How to classify Retently NPS Survey Comments with generative AI
As a company, it's essential to understand the sentiment of your customers towards your product or service. One useful way to measure customer satisfaction is through the Net Promoter Score (NPS) survey. However, analyzing the comments collected from NPS surveys can be time-consuming and challenging. In this post, we'll show you how to use generative AI to classify Retently NPS survey comments automatically.
What is Text Classification?
Text classification is a natural language processing (NLP) technique that involves using machine learning algorithms to automatically assign one or more predefined categories or labels to a given piece of text. The algorithms learn from a training set of labeled text data and use statistical models to identify patterns and features in the text that can be used to classify new, unseen text data.
Text classification is used in a wide range of applications, from spam detection in emails to sentiment analysis in social media posts and reviews. It has become an essential tool for many industries that rely on large amounts of text data, helping to automate tasks and extract valuable insights from the data.
Example Use Cases
Use cases for classifying Retently NPS survey comments include:
- Identifying common themes and issues
- Measuring sentiment towards your product or service
- Identifying areas of improvement
- Tracking changes in customer sentiment over time
Teams that might find these use cases helpful include: product, customer success, marketing, and sales.

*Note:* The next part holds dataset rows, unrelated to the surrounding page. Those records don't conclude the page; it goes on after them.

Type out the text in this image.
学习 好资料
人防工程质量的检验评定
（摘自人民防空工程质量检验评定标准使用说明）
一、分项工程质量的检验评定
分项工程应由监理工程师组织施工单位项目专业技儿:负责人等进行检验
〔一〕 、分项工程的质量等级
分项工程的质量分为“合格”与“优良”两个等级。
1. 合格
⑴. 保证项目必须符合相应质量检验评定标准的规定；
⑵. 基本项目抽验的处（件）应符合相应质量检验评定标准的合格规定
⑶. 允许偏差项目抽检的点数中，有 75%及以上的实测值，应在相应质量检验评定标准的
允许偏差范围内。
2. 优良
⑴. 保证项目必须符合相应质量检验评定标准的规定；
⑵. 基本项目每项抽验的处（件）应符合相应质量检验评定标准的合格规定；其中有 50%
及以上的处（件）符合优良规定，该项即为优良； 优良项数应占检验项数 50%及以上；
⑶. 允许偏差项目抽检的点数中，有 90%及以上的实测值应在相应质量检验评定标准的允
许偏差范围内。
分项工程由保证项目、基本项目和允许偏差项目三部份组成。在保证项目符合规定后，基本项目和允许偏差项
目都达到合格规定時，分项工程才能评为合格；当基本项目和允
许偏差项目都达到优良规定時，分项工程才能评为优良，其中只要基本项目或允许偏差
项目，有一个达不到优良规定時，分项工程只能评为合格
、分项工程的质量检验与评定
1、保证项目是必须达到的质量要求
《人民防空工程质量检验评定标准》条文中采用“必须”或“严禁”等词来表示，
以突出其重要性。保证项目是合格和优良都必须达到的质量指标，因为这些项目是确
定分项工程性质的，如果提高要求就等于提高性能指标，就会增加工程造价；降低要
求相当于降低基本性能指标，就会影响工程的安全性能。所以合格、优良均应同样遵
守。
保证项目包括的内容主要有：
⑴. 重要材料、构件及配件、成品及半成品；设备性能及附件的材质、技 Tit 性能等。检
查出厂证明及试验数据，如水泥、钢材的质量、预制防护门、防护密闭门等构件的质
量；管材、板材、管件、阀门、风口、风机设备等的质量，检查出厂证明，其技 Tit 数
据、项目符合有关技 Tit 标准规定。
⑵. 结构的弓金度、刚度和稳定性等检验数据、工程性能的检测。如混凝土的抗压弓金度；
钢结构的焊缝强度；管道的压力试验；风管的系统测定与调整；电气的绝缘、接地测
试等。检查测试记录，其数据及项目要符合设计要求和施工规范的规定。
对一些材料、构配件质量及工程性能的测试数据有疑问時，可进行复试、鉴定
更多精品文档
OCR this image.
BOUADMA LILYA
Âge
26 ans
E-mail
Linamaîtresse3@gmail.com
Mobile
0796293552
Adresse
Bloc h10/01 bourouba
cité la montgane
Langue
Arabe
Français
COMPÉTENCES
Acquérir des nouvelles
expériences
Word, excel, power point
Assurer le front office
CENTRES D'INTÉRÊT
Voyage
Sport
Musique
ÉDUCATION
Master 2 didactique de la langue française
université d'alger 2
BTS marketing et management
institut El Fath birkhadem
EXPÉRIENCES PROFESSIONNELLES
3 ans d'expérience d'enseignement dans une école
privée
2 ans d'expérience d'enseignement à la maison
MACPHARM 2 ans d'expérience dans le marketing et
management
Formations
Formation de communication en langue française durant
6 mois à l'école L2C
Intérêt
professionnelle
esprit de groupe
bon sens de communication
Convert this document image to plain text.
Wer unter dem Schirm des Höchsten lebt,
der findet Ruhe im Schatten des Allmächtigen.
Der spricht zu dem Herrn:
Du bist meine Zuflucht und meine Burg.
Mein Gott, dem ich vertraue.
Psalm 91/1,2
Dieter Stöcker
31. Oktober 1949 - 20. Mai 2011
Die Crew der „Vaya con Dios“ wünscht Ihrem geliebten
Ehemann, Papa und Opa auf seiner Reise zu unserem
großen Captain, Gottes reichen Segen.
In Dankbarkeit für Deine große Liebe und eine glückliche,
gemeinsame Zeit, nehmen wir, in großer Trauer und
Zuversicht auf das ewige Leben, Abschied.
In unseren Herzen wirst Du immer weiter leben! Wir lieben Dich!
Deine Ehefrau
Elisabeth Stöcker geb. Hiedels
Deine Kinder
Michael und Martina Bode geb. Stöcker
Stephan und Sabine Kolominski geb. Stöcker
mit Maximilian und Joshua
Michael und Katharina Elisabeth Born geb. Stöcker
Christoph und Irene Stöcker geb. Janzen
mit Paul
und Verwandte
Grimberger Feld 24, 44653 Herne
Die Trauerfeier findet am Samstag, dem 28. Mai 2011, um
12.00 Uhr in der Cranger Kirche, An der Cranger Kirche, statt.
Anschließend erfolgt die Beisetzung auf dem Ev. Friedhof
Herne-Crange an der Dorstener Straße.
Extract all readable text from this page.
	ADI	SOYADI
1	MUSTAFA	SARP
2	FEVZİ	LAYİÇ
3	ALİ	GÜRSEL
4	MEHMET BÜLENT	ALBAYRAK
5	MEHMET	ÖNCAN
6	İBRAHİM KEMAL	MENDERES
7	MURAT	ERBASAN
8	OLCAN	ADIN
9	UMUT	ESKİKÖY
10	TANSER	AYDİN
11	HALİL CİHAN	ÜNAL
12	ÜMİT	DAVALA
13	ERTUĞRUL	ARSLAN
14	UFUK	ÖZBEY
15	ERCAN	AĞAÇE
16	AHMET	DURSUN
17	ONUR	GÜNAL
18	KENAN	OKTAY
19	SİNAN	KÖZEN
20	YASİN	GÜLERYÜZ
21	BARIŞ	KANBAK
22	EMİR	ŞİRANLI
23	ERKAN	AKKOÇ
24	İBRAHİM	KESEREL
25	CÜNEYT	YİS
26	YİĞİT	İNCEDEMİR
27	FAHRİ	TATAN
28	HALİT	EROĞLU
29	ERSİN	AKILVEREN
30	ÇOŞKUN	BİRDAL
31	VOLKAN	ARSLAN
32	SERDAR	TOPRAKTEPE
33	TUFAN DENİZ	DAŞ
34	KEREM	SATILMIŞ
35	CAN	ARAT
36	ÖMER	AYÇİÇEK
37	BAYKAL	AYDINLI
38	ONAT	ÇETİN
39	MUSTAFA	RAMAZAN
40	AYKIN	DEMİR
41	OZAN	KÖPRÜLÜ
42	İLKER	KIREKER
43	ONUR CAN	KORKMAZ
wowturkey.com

Finding your input data and categories
You first need to identify the data that you want to work with. Here, we are looking at Retently NPS survey comments. You can extract this data using the Retently API, export it in CSV format, query a list of comments from your data warehouse or BI tool, or copy and paste with an example comment.
Next, you need to find or create your list of categories for classifying the comments. This might include positive, negative, or neutral sentiment, or specific themes or issues.
Common examples of NPS survey comment categories include:
- Product features and functionality
- Customer support quality
- Price and value for money
- Ease of use
- Overall satisfaction
- Recommendation likelihood
Once you have your data and categories, you can use generative AI to automatically classify your Retently NPS survey comments. This will help you to extract valuable insights from your customer feedback quickly and efficiently, enabling you to make data-driven decisions.